Ils se regardèrent et Marlène, ouvrant les yeux, émit un doux miaulement d’éveil. Fisher regarda le bébé et dit d’une voix plus douce : « Eugenia, nous ne sommes pas obligés de nous séparer. Je n’ai pas du tout envie de quitter Marlène. Et toi non plus. Viens avec moi.
— Sur Terre ?
— Oui. Pourquoi pas ? J’ai des amis là-bas. Qui ne m’ont pas oublié. Ma femme et mon enfant n’auront aucun mal à s’intégrer. La Terre n’attache pas beaucoup d’importance à son équilibre écologique. Nous ne serons pas dans une petite bulle puante perdue dans l’espace, mais sur une planète géante.
— Sur une bulle géante, et qui pue énormément. Non, non, jamais.
— Alors, laisse-moi emmener Marlène. Tu es astronome, tu désires étudier l’univers, tu trouves que le voyage en vaut la peine : c’est ton affaire, mais la petite restera en sécurité ici, dans le système solaire.

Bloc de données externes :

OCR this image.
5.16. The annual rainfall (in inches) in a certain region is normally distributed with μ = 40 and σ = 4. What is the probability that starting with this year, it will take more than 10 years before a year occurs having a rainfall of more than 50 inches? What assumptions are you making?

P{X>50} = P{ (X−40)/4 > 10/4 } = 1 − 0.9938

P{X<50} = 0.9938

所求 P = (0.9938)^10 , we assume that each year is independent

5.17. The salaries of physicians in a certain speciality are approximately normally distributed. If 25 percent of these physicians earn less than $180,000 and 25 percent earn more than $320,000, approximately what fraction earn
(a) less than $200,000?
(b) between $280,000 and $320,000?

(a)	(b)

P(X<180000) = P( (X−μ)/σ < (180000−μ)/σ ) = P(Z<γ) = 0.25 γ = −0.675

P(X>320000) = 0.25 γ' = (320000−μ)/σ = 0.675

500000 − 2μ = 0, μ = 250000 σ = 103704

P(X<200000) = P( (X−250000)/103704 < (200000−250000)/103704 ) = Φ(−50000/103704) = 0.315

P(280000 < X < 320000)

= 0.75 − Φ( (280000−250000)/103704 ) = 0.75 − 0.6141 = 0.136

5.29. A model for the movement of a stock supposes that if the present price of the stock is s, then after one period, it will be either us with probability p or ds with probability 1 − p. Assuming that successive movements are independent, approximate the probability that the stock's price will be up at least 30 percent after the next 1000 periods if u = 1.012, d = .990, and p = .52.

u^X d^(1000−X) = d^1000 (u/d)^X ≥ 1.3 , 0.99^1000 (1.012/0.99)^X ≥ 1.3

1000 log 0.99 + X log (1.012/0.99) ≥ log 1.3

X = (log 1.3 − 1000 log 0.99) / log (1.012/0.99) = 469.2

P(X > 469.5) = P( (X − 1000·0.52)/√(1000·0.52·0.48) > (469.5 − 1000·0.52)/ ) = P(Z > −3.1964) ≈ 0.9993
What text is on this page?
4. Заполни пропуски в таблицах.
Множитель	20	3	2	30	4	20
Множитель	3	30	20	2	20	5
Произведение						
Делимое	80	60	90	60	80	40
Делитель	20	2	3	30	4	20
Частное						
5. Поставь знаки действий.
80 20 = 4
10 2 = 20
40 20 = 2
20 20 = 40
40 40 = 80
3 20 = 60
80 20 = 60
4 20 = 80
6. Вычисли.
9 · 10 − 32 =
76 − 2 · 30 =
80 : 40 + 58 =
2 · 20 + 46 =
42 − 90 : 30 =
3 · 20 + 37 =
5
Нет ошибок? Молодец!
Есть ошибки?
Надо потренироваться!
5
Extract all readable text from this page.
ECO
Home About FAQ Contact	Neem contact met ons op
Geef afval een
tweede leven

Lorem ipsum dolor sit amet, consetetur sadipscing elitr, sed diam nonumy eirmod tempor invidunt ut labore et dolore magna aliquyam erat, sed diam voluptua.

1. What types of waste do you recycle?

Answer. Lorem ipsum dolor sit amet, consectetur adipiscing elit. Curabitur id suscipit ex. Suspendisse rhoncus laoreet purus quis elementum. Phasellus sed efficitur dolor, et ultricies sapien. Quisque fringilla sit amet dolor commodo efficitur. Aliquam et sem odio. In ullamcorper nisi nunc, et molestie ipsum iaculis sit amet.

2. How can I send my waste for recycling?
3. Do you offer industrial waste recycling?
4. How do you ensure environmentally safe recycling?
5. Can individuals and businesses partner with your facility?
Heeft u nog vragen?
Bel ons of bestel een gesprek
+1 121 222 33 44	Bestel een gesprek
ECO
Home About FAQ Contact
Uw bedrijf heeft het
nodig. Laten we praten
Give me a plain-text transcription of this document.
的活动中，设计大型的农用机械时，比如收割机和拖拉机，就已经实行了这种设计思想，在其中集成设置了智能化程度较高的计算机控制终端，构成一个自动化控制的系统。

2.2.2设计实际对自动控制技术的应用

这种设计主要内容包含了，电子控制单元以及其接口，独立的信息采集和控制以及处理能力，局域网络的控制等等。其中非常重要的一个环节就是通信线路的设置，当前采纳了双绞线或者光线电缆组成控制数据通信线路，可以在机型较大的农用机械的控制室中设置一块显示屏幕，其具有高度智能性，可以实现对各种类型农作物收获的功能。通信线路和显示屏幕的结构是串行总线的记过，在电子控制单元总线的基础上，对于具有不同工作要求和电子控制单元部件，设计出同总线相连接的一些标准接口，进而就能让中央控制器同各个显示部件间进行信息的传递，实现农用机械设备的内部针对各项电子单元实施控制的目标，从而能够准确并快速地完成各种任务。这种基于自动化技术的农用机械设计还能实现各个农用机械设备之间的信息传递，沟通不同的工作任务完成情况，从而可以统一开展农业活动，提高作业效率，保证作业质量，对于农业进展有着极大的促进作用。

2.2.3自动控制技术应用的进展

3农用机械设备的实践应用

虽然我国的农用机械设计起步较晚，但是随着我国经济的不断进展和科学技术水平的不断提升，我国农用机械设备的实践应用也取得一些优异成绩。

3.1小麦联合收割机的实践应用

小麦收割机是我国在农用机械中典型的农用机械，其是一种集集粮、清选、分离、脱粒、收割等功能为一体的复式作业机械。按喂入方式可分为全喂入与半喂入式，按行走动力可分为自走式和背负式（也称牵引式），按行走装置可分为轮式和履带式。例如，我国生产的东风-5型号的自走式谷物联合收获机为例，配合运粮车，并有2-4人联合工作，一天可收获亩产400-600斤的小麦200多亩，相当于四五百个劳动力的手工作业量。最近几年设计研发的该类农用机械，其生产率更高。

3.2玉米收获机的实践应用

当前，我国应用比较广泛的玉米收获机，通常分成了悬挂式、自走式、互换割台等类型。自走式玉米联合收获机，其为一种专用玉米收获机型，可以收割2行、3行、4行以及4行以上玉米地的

— En sécurité, sur Terre ? Ne sois pas ridicule. Alors, c’est là que tu vas ? Tu veux me prendre mon enfant ?
— Notre enfant.
— Mon enfant. Pars. Je veux que tu partes, mais ne touche pas à mon enfant. Tu me dis que je connais Pitt, et c’est vrai. Ce qui veut dire que je peux m’arranger pour qu’on t’envoie dans la ceinture d’astéroïdes bon gré mal gré ; alors tu pourras te débrouiller pour retourner sur ta Terre en décomposition. Sors de chez moi, trouve-toi un endroit où dormir jusqu’à ce qu’on te renvoie. Fais-moi savoir où tu es et je t’enverrai tes affaires. Et n’essaie pas de revenir. Cet appartement sera gardé. »
Au moment où, le cœur plein d’amertume, Insigna avait dit tout cela, elle le pensait vraiment. Elle aurait pu plaider sa cause, le cajoler, le supplier, discuter. Mais elle ne l’avait pas fait. Elle l’avait regardé d’un œil dur, impitoyable, et l’avait chassé.
Et Fisher était parti. Elle lui avait envoyé ses affaires. Il avait refusé de partir avec Rotor. On l’avait renvoyé. Elle supposait qu’il était revenu sur Terre.
Il avait disparu à jamais de sa vie et de celle de Marlène.
Elle l’avait chassé et il était parti pour toujours.